Recently Frank Scavo wrote a great post regarding what he determined was the key success factor for SaaS suites: functional parity. The thesis of Scavo’s argument was that, until cloud vendors provide true functional parity with on-premise solution, a “rip and replace” will simply not be viable. As he said in his post:
there is one area where SaaS providers still lag behind: functional parity. For full-suite ERP, there are still precious few SaaS providers. And those that do attempt “full suite replacement” still have major gaps in their functional footprint.
There are two issues that Scavo’s post raises – firstly the availability or otherwise of “out of the box” vertical solutions. Second is the ability for partners or customers to create their own customized offerings built on top of the ERP solution.
The first issue is rapidly being solved. NetSuite in particular were eager to show off the manufacturing specific application that they’ve built on top of NetSuite – having taken a quick look t the offering it seems to offer manufacturing businesses an incredibly high level of functionality that should see all but the most complex of operations satisfied. And for those who don’t.. there’s always the platform as we shall see later in this post.
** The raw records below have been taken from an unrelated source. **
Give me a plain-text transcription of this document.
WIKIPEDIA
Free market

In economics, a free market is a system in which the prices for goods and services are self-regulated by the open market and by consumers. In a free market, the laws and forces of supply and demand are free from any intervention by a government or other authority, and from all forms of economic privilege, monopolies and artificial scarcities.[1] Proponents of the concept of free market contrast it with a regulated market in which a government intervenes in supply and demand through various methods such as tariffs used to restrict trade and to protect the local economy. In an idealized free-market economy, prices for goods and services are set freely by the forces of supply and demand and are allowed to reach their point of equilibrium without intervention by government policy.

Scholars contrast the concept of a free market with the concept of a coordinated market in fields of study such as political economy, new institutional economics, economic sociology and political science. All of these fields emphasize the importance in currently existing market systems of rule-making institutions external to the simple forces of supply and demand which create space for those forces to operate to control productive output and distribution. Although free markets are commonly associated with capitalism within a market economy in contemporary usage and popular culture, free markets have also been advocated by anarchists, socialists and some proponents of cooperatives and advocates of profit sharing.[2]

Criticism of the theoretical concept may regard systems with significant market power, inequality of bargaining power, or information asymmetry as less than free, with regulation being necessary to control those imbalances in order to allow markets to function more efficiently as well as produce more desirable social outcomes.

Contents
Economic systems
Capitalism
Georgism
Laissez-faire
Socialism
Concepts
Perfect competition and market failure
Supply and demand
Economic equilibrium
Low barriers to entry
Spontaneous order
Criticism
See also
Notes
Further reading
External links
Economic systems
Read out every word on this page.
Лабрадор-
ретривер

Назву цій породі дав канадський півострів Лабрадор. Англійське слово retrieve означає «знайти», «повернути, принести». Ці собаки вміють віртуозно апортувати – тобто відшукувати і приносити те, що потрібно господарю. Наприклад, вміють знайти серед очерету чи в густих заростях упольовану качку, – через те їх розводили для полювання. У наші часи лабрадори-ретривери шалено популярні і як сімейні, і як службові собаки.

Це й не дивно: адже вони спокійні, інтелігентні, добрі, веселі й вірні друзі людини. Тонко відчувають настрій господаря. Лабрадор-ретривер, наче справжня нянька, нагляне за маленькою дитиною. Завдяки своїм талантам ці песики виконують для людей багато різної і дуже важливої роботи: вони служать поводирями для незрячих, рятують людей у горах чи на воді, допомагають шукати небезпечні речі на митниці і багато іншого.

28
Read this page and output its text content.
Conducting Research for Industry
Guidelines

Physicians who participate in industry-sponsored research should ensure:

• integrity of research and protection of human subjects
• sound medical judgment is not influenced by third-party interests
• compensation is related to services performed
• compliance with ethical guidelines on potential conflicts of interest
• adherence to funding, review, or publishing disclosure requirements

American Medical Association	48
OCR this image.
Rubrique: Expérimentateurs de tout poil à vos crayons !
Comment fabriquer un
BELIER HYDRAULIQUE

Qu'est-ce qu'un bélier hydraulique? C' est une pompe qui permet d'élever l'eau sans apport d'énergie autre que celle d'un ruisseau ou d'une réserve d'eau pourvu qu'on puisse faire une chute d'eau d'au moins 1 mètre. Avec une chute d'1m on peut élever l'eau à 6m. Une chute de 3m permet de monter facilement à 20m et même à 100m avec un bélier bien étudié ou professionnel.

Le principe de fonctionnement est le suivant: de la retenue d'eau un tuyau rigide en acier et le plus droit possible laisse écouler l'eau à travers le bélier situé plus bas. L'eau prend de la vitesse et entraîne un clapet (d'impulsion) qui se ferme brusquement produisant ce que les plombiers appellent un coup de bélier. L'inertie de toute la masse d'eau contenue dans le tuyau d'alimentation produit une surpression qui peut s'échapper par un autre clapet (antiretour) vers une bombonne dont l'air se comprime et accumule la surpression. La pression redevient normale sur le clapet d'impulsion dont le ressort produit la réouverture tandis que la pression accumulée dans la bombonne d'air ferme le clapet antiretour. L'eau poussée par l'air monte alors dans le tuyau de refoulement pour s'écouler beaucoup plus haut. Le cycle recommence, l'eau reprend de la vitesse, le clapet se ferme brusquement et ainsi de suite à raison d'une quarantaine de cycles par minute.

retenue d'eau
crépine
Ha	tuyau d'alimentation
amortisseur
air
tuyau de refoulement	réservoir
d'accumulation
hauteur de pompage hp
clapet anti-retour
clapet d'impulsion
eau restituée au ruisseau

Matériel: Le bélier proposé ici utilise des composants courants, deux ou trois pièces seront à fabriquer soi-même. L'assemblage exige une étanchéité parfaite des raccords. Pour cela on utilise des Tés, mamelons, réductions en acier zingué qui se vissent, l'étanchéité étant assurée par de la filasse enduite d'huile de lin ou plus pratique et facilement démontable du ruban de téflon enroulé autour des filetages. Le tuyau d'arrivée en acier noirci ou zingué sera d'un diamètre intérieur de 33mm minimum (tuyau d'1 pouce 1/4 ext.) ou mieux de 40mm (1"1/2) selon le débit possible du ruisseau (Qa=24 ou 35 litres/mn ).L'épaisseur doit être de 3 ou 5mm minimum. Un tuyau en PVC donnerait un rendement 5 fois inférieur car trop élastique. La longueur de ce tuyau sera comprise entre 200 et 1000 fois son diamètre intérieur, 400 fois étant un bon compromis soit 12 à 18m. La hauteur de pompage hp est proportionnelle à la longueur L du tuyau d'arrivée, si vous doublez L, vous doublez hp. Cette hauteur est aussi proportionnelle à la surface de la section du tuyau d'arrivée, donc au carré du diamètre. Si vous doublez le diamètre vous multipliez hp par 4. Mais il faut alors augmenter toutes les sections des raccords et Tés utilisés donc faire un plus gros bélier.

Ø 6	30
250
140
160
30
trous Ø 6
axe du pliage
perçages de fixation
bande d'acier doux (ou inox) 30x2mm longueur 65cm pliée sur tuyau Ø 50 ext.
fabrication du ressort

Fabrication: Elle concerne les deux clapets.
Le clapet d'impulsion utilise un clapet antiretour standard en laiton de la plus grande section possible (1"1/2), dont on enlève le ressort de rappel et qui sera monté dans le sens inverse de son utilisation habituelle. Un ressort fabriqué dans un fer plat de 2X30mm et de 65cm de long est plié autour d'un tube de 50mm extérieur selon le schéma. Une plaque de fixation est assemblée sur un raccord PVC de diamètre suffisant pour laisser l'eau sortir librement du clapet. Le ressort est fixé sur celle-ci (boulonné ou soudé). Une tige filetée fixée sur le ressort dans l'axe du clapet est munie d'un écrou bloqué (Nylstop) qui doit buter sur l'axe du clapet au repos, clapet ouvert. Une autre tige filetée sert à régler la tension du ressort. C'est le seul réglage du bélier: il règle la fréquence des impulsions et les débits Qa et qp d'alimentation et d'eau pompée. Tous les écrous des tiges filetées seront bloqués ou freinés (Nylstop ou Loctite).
Not to be outdone, Plex also offer a specific product for manufacturers – Scavo tells of one win for Plex where a business operating in 15 countries, with 22 separate manufacturing sites, couple of distribution centers and multiple engineering centers are consolidating all of their MRP/ERP functionality onto Plex.
Finally, and perhaps most importantly given that almost every business has particular nuances in terms of functional requirements, come the platform plays. I’ve spent time recently talking with a number of vendors about their product offering – NetSuite took the opportunity at SuiteCloud APAC to show off the flexibility of their platform. Intacct used their Advantage2010 conference to tell partners of their platform intentions, while FinancialForce, SAP and Acumatica all offer customers and partners the ability to create customized offerings within their products.
So – where does this leave us in terms of functional parity? As I said in a comment to Scavo’s post:
As a SaaS evangelist since early on, I’ve battled barriers to adoption, steep onramps and general lethargy frequently.
I generally agree with your contention however I do think there is more to this than just the functional parity discussion. As an example, professional services automation (PSA) has been pretty much at feature parity (as an example, NetSuite ERP/CRM plus OpenAir) for quite some time now, yet still adoption is good… but not stellar.
I’d class the functional gap as step one in the due diligence process – it’s the traditional feature comparison and until recently the traditional vendors have been able to rely on this to “win the deals”. However functional parity is now the norm in a number of verticals and the traditional vendors are resorting to other means to slow adoption – concerns round jurisdiction, security, vendor viability etc
In other words – functional parity is either a reality or exceptionally close to it for many cloud solutions. As such we’re seeing a dual approach from the traditional vendors – firstly many are cloudwashing and attempting to convince customers that their traditional on-premise products give the same benefits that cloud solutions do. The second approach is one of FUD, trying to convince customers that the risks involved in choosing an “unproven, inflexible and risky” cloud solution are simply not worth it.
Either way the tide is turning and over the next 12-24 months I expect to see a huge increase in the adoption of enterprise level cloud solutions.